The Transmission of Greek Astral Science into India Reconsidered
Critical Remarks on the Contents and the Newly Discovered Manuscript of the Yavanajātaka
Since Pingree's 1978 publication of his work on the Yavanajātaka, the text had established itself as one of the most important historical documents in various fields of Indology, from the history of mathematics and astral science, to Indian chronology and historical contacts among ancient cultures. A number of Pingree's discoveries concerning the text were widely quoted by scholars in the past decades. These discoveries may be summarized as follows: The Yavanajātaka was an astrological/astronomical work composed in 269/270 CE. by Sphujidhvaja, an "Indianized Greek" who lived in the realm of the Western Kṣatrapas.

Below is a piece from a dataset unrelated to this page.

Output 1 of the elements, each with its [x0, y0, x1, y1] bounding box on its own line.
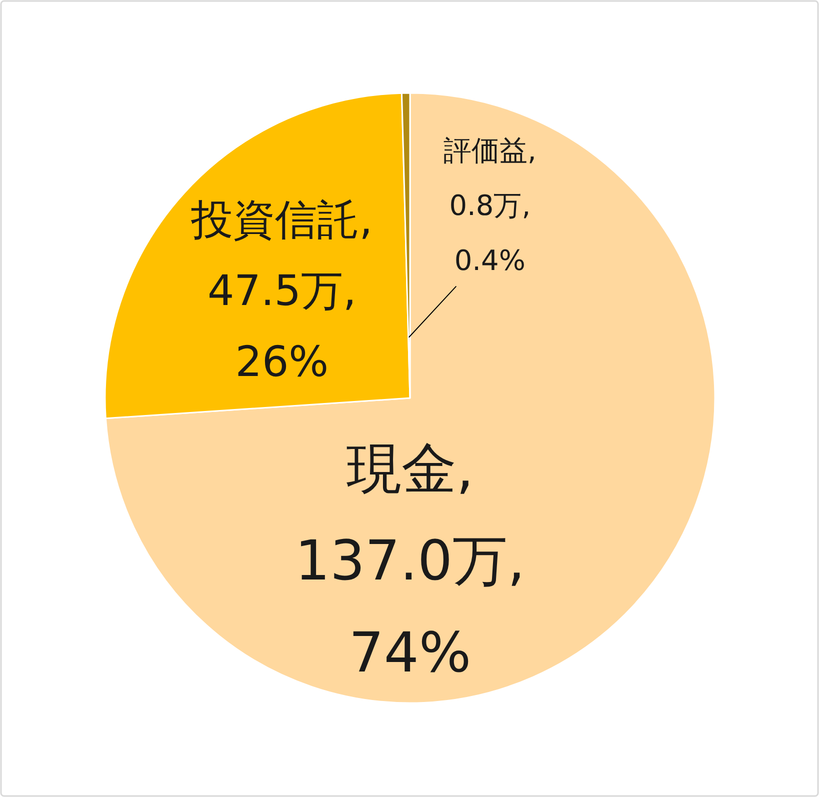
slice-label: 評価益, 0.8万, 0.4%	[443, 134, 536, 278]
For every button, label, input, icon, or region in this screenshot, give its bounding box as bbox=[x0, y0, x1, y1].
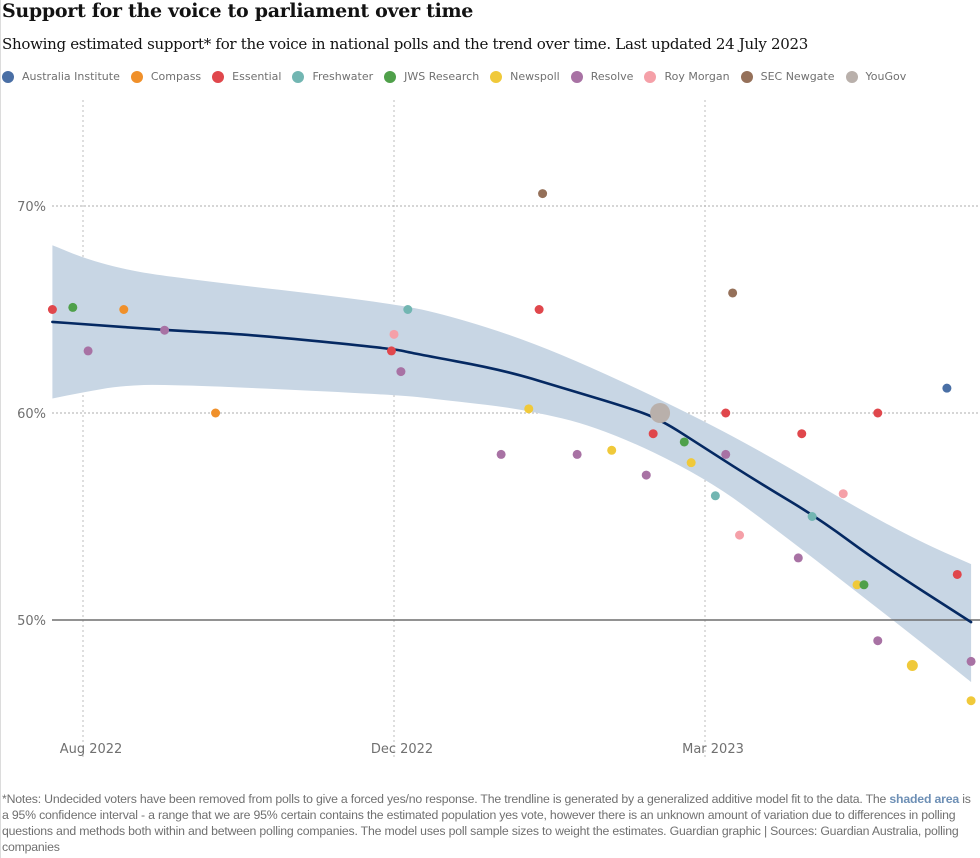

The work was a versification of a prose original in Greek composed by Yavaneśvara in Alexandria in 149/150 CE. The work, though highly corrupted and clumsily expressed, contains algorithms of "ultimately Babylonian origin" and the earliest reference to the decimal place-value with a symbol for zero (bindu). Pingree's discoveries were based largely on readings from the last section of the Yavanajātaka, described by him as "Chapter 79 - Horāvidhiḥ", an exposition of mathematical astronomy. In the recent years, scholars including Shukla (1989) and Falk (2001) pointed out some major flaws in some of Pingree's interpretations and reconstitution of the text. However, further progress of a proper reevaluation of the controversial contents of this chapter has so far been hampered by the lack of a better manuscript. In 2011-2012, additional materials including a hitherto unreported copy of the Yavanajātaka became available to the present author. This paper will therefore be the first attempt to reexamine Pingree's key interpretations of the Yavanajātaka, focusing on this last chapter, in the light of the new textual evidences.